Famoso Obelisco da capital argentina ganha as cores do Brasil, e o Cristo Redentor, as do país vizinho (AFP Photo/Alejandro Pagni/Yasuyoshi Chiba)
Famoso Obelisco da capital argentina ganha as cores do Brasil, e o Cristo Redentor, as do país vizinho
Faltando dois dias para o início da Copa, o Brasil e a Argentina celebraram o Dia do Fair Play (ou dia do espírito esportivo) com um gesto simbólico: iluminaram dois monumentos emblemáticos, do Rio de Janeiro e de Buenos Aires, com as cores do pais vizinho e principal rival no futebol. Durante duas horas, na noite dessa terça-feira (10), o Cristo Redentor vestiu a bandeira argentina, azul e branca, enquanto o Obelisco brilhou de verde e amarelo.

No terraço do Hotel Panamericano, com vista para a movimentada Avenida Nove de Julho, no centro de Buenos Aires, autoridades brasileiras e argentinas comemoraram a iniciativa. “Acho que o Brasil e a Argentina estão dando um exemplo mundial, especialmente no momento em que há uma Copa do Mundo ocorrendo na América Latina, em meio a muitos questionamentos e com muita gente incentivando o fracasso ou estimulando a polêmica”, disse o secretário de Estado de Turismo do Rio, Claudio Magnavita. “Estamos dando um exemplo de paz e mostrando que, mais que rivais, somos irmãos”.

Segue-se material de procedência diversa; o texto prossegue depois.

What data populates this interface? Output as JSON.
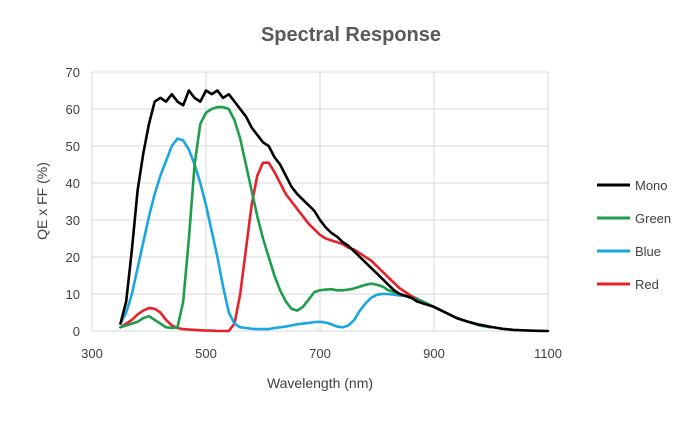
{
  "chart_data": {
    "type": "line",
    "title": "Spectral Response",
    "xlabel": "Wavelength (nm)",
    "ylabel": "QE x FF (%)",
    "xlim": [
      300,
      1100
    ],
    "ylim": [
      0,
      70
    ],
    "xticks": [
      300,
      500,
      700,
      900,
      1100
    ],
    "yticks": [
      0,
      10,
      20,
      30,
      40,
      50,
      60,
      70
    ],
    "grid": true,
    "legend": "right",
    "series": [
      {
        "name": "Mono",
        "color": "#000000",
        "x": [
          350,
          360,
          370,
          380,
          390,
          400,
          410,
          420,
          430,
          440,
          450,
          460,
          470,
          480,
          490,
          500,
          510,
          520,
          530,
          540,
          550,
          560,
          570,
          580,
          590,
          600,
          610,
          620,
          630,
          640,
          650,
          660,
          670,
          680,
          690,
          700,
          710,
          720,
          730,
          740,
          750,
          760,
          770,
          780,
          790,
          800,
          810,
          820,
          830,
          840,
          850,
          860,
          870,
          880,
          900,
          920,
          940,
          960,
          980,
          1000,
          1020,
          1040,
          1060,
          1080,
          1100
        ],
        "y": [
          2,
          8,
          22,
          38,
          48,
          56,
          62,
          63,
          62,
          64,
          62,
          61,
          65,
          63,
          62,
          65,
          64,
          65,
          63,
          64,
          62,
          60,
          58,
          55,
          53,
          51,
          50,
          47,
          45,
          42,
          39,
          37,
          35.5,
          34,
          32.5,
          30,
          28,
          26.5,
          25.5,
          24,
          23,
          21.5,
          20,
          18.5,
          17,
          15.5,
          14,
          12.5,
          11,
          10,
          9.5,
          9,
          8,
          7.5,
          6.5,
          5,
          3.5,
          2.5,
          1.7,
          1.1,
          0.6,
          0.3,
          0.15,
          0.05,
          0
        ]
      },
      {
        "name": "Green",
        "color": "#1e9e4a",
        "x": [
          350,
          360,
          370,
          380,
          390,
          400,
          410,
          420,
          430,
          440,
          450,
          460,
          470,
          480,
          490,
          500,
          510,
          520,
          530,
          540,
          550,
          560,
          570,
          580,
          590,
          600,
          610,
          620,
          630,
          640,
          650,
          660,
          670,
          680,
          690,
          700,
          710,
          720,
          730,
          740,
          750,
          760,
          770,
          780,
          790,
          800,
          810,
          820,
          830,
          840,
          850,
          860,
          880,
          900,
          920,
          940,
          960,
          980,
          1000
        ],
        "y": [
          1,
          1.5,
          2,
          2.5,
          3.5,
          4,
          3,
          2,
          1,
          0.8,
          1,
          8,
          25,
          45,
          56,
          59,
          60,
          60.5,
          60.5,
          60,
          57,
          52,
          45,
          38,
          31,
          25,
          20,
          15,
          11,
          8,
          6,
          5.5,
          6.5,
          8.5,
          10.5,
          11,
          11.2,
          11.3,
          11,
          11,
          11.2,
          11.5,
          12,
          12.5,
          12.8,
          12.5,
          12,
          11,
          10.5,
          10,
          9.5,
          9,
          8,
          6.5,
          5,
          3.5,
          2.5,
          1.5,
          1
        ]
      },
      {
        "name": "Blue",
        "color": "#1aa7e0",
        "x": [
          350,
          360,
          370,
          380,
          390,
          400,
          410,
          420,
          430,
          440,
          450,
          460,
          470,
          480,
          490,
          500,
          510,
          520,
          530,
          540,
          550,
          560,
          570,
          580,
          590,
          600,
          610,
          620,
          630,
          640,
          650,
          660,
          670,
          680,
          690,
          700,
          710,
          720,
          730,
          740,
          750,
          760,
          770,
          780,
          790,
          800,
          810,
          820,
          830,
          840,
          850,
          860,
          880,
          900,
          920,
          940,
          960,
          980,
          1000
        ],
        "y": [
          2,
          5,
          10,
          17,
          24,
          31,
          37,
          42,
          46,
          50,
          52,
          51.5,
          49,
          45,
          40,
          34,
          27,
          20,
          12,
          5,
          2,
          1,
          0.8,
          0.6,
          0.5,
          0.5,
          0.5,
          0.8,
          1,
          1.2,
          1.5,
          1.8,
          2,
          2.2,
          2.4,
          2.5,
          2.3,
          1.8,
          1.2,
          1,
          1.5,
          3,
          5.5,
          7.5,
          9,
          9.8,
          10,
          10,
          9.8,
          9.6,
          9.5,
          9,
          8,
          6.5,
          5,
          3.5,
          2.5,
          1.5,
          1
        ]
      },
      {
        "name": "Red",
        "color": "#e8202a",
        "x": [
          350,
          360,
          370,
          380,
          390,
          400,
          410,
          420,
          430,
          440,
          450,
          460,
          470,
          480,
          490,
          500,
          510,
          520,
          530,
          540,
          550,
          560,
          570,
          580,
          590,
          600,
          610,
          620,
          630,
          640,
          650,
          660,
          670,
          680,
          690,
          700,
          710,
          720,
          730,
          740,
          750,
          760,
          770,
          780,
          790,
          800,
          810,
          820,
          830,
          840,
          850,
          860,
          880,
          900,
          920,
          940,
          960,
          980,
          1000
        ],
        "y": [
          1,
          2,
          3,
          4.5,
          5.5,
          6.2,
          6,
          5,
          3,
          1.5,
          0.8,
          0.5,
          0.4,
          0.3,
          0.2,
          0.1,
          0.1,
          0,
          0,
          0,
          2,
          10,
          22,
          34,
          42,
          45.5,
          45.5,
          43,
          40,
          37,
          35,
          33,
          31,
          29,
          27.5,
          26,
          25,
          24.5,
          24,
          23.5,
          22.5,
          22,
          21,
          20,
          19,
          17.5,
          16,
          14.5,
          13,
          11.5,
          10.5,
          9.5,
          8,
          6.5,
          5,
          3.5,
          2.5,
          1.5,
          1
        ]
      }
    ]
  }
}
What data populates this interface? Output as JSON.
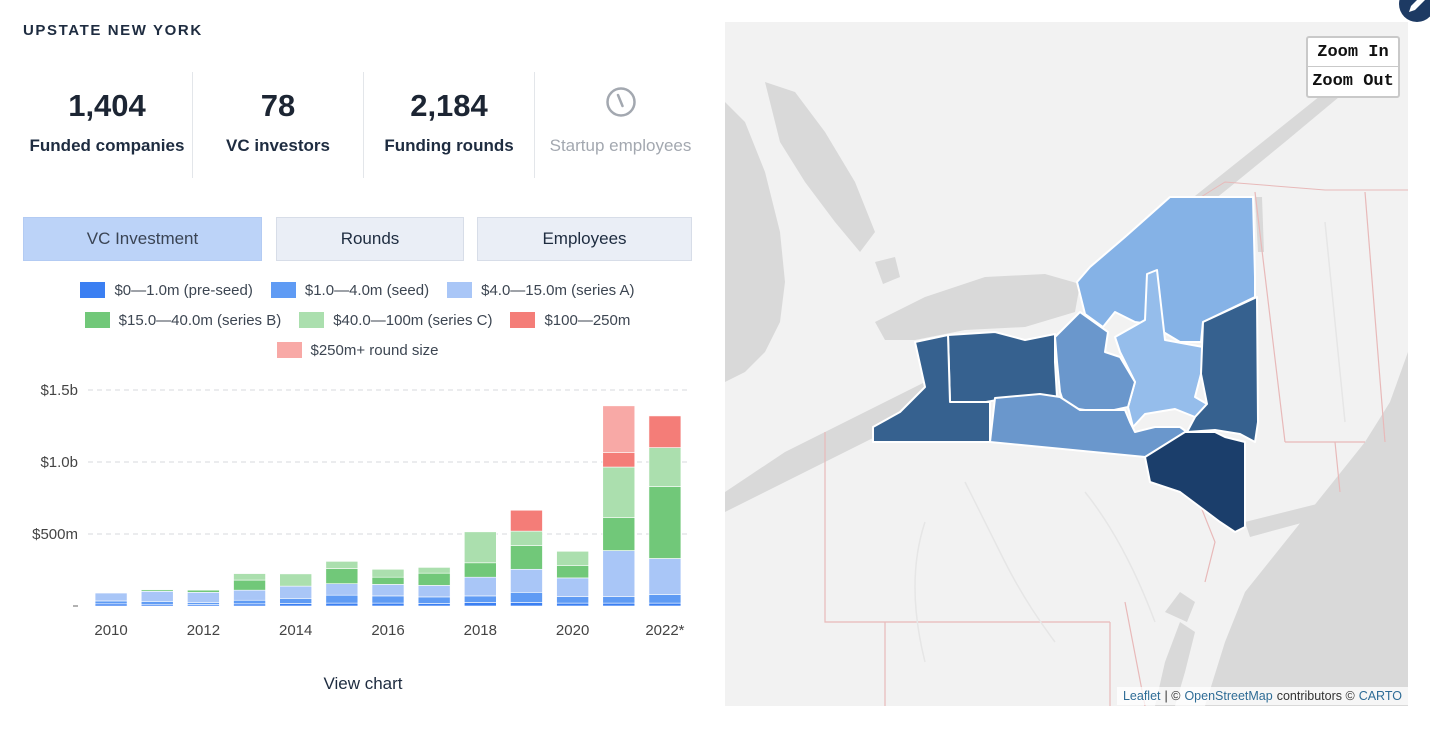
{
  "region_title": "UPSTATE NEW YORK",
  "stats": [
    {
      "value": "1,404",
      "label": "Funded companies"
    },
    {
      "value": "78",
      "label": "VC investors"
    },
    {
      "value": "2,184",
      "label": "Funding rounds"
    },
    {
      "value": "",
      "label": "Startup employees"
    }
  ],
  "tabs": [
    "VC Investment",
    "Rounds",
    "Employees"
  ],
  "active_tab": "VC Investment",
  "legend": [
    {
      "label": "$0—1.0m (pre-seed)",
      "color": "#3b7ff2"
    },
    {
      "label": "$1.0—4.0m (seed)",
      "color": "#5f9bf4"
    },
    {
      "label": "$4.0—15.0m (series A)",
      "color": "#a9c6f7"
    },
    {
      "label": "$15.0—40.0m (series B)",
      "color": "#71c879"
    },
    {
      "label": "$40.0—100m (series C)",
      "color": "#abdfae"
    },
    {
      "label": "$100—250m",
      "color": "#f47d78"
    },
    {
      "label": "$250m+ round size",
      "color": "#f8a9a6"
    }
  ],
  "view_chart_label": "View chart",
  "chart_data": {
    "type": "bar",
    "stacked": true,
    "categories": [
      "2010",
      "2011",
      "2012",
      "2013",
      "2014",
      "2015",
      "2016",
      "2017",
      "2018",
      "2019",
      "2020",
      "2021",
      "2022*"
    ],
    "x_tick_labels": [
      "2010",
      "2012",
      "2014",
      "2016",
      "2018",
      "2020",
      "2022*"
    ],
    "y_ticks": [
      "$1.5b",
      "$1.0b",
      "$500m"
    ],
    "y_tick_values": [
      1500,
      1000,
      500
    ],
    "ylim": [
      0,
      1500
    ],
    "unit": "$m",
    "grid": true,
    "series": [
      {
        "name": "$0—1.0m (pre-seed)",
        "color": "#3b7ff2",
        "values": [
          15,
          12,
          10,
          15,
          18,
          20,
          20,
          18,
          25,
          25,
          20,
          20,
          20
        ]
      },
      {
        "name": "$1.0—4.0m (seed)",
        "color": "#5f9bf4",
        "values": [
          20,
          20,
          15,
          25,
          35,
          55,
          50,
          45,
          45,
          70,
          45,
          45,
          60
        ]
      },
      {
        "name": "$4.0—15.0m (series A)",
        "color": "#a9c6f7",
        "values": [
          55,
          70,
          70,
          70,
          85,
          80,
          80,
          80,
          130,
          160,
          130,
          320,
          250
        ]
      },
      {
        "name": "$15.0—40.0m (series B)",
        "color": "#71c879",
        "values": [
          0,
          10,
          15,
          70,
          0,
          105,
          50,
          85,
          100,
          165,
          85,
          230,
          500
        ]
      },
      {
        "name": "$40.0—100m (series C)",
        "color": "#abdfae",
        "values": [
          0,
          0,
          0,
          45,
          85,
          50,
          55,
          40,
          215,
          100,
          100,
          350,
          270
        ]
      },
      {
        "name": "$100—250m",
        "color": "#f47d78",
        "values": [
          0,
          0,
          0,
          0,
          0,
          0,
          0,
          0,
          0,
          145,
          0,
          100,
          220
        ]
      },
      {
        "name": "$250m+ round size",
        "color": "#f8a9a6",
        "values": [
          0,
          0,
          0,
          0,
          0,
          0,
          0,
          0,
          0,
          0,
          0,
          325,
          0
        ]
      }
    ]
  },
  "map": {
    "zoom_in_label": "Zoom In",
    "zoom_out_label": "Zoom Out",
    "attribution": {
      "leaflet": "Leaflet",
      "sep": "| ©",
      "osm": "OpenStreetMap",
      "contributors": "contributors ©",
      "carto": "CARTO"
    },
    "region_colors": {
      "darkest": "#1b3e6b",
      "dark": "#36618f",
      "mid": "#6a97cc",
      "light": "#85b2e6",
      "lighter": "#95bdeb"
    }
  }
}
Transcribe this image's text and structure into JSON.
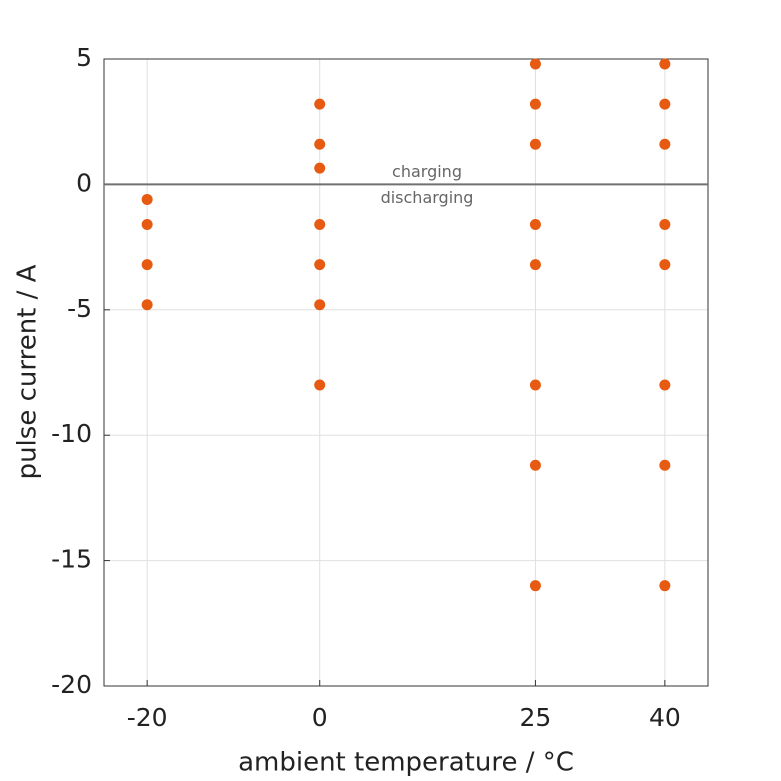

A Argentina é o terceiro país que mais entradas comprou para a Copa, depois do Brasil e dos Estados Unidos. Na avenida, muitos argentinos passaram pelo Obelisco, mas poucos perceberam que o monumento exibia as cores brasileiras. “A iluminação está bonita, mas não percebi que era uma homenagem ao Brasil”, disse o estudante Carlos Montevecchia, antes de subir no ônibus. Ao ser informado sobre o evento, comentou. “É uma boa ideia mas... na hora do jogo vou torcer pela Argentina”.

Em volta do Obelisco, representantes das favelas de Buenos Aires montaram um acampamento há 52 dias. Os manifestantes estão pedindo obras de infraestrutura nas comunidades mais pobres da capital e melhores hospitais. “Vemos que o povo no Brasil também está pedindo mais saúde e educação. Acho que estamos em sintonia”, disse Aurelia Cabrera. Grande parte dos favelados na Argentina veio dos países vizinhos. Aurelia é boliviana, mas os filhos nasceram em Buenos Aires. “Vou torcer pela Argentina”, disse.